THE BOOK OF POLLY
by KATHY HEPINSTALL
Pamela Dorman Books | 2017
Hardcover: 322 pages
Review Source: ARC e-book from Edelweiss
I’m not sure at what age I became frozen with the knowledge, certainty, and horror that mother would die one day. . . One of my earliest memories was reaching up and trying to snatch a cigarette from her lips. Even then I knew my enemy.
[Polly] had conceived me in something close to a bona fide miracle, when she and her soon-to-be-late husband of thirty-seven years consummated their love for the last time. From the absurdity of that union came the news that my mother received from her doctor three days after my father’s funeral: Polly, , was due to have one more child in the year 1992. [Me.] Willow.
Eight months later I was born, my family already gone like a train pulled out of the station: my father dead, my brother and sister grown and gone. . .
Don’t you love a book that latches onto your funny bone? My first impression of Polly Haven reminded me of my favorite cartoon character, Maxine; brash, fearless and prickly. This is truly a southern tale filled with a small cast of unique characters much like Fried Green Tomatoes’s Iggy Threadgoode or Steel Magnolias’ “Ouiser” played by Shirley MacLaine.
Willow narrates the book beginning when she is a 10-year-old sharing her feelings, thoughts and emotions about living with a gun-toting, Virginia Slims smoking, foul-mouthed, Margarita slurping mother who loves her dearly; but Polly’s actions, viewed through a child’s eyes make you wonder if she was a spawn of the devil. The novel covers the next six years of their lives. Six years filled with tit-for-tat conflicts between a septuagenarian mother and a teenage terror with a propensity for lying. The narration in a child’s voice is a softening agent for adult topics like alcoholism, marital disharmony, religion and terminal illness and engenders sympathy for teenage angst and budding first love.

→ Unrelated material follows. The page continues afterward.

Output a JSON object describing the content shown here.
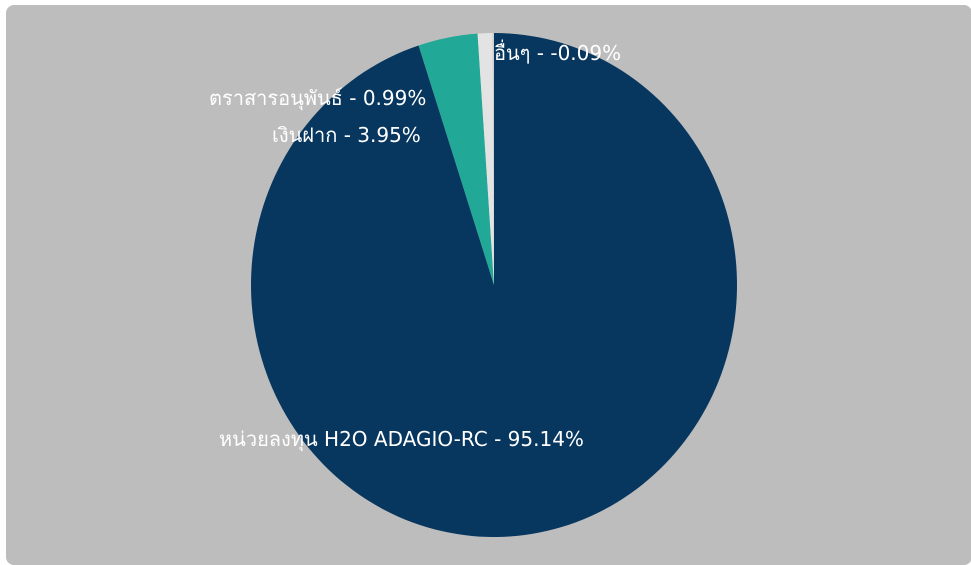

One of Polly’s traits that drives Willow crazy is her unwillingness to share her past life – life before Willow – one that includes deeply held dark secrets. Willow is determined to peel the onion on that story and other guarded truths in order to find a place for herself in the family timeline. Some place where she understands where she came from and where she will be in the future. She is terrified of finding herself alone in the world without – her mother.
Polly’s cigarette habit frightens Willow the most. She does everything she can to make her mother miserable in attempt to ward off the “Bear”, her mother’s term for cancer. Her efforts to prolong her mother’s life produce some deeply touching moments and some rather explosive reactions between them.

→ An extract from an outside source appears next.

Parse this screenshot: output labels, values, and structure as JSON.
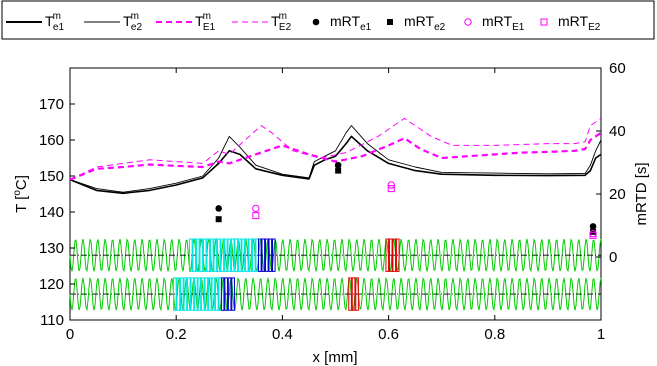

Polly’s over-the-top reactions to perceived or actual attacks rankles school authorities, her equally cantankerous neighbors and the world at-large. That includes the squirrels that invade her precious pecan tree.
I loved this coming-of-age story and I had more than a few hearty chuckles over the neighbor’s cat straddling the rickety fence, the next door neighbor’s free-range undisciplined Montessori twins, Dalton and Willow’s budding romance, and the bond between her brother’s friend and Polly.
Underlying all the spats and bluster lies the meaning of life for all of us. And the feel good ending, seen coming a mile away, reminded me of the last verse of Desiderata:
And whether or not it is clear to you, no doubt the universe is unfolding as it should. Therefore be at peace with God, whatever you conceive Him to be. And whatever your labors and aspirations, in the noisy confusion of life, keep peace in your soul. With all its sham, drudgery and broken dreams, it is still a beautiful world. Be cheerful. Strive to be happy.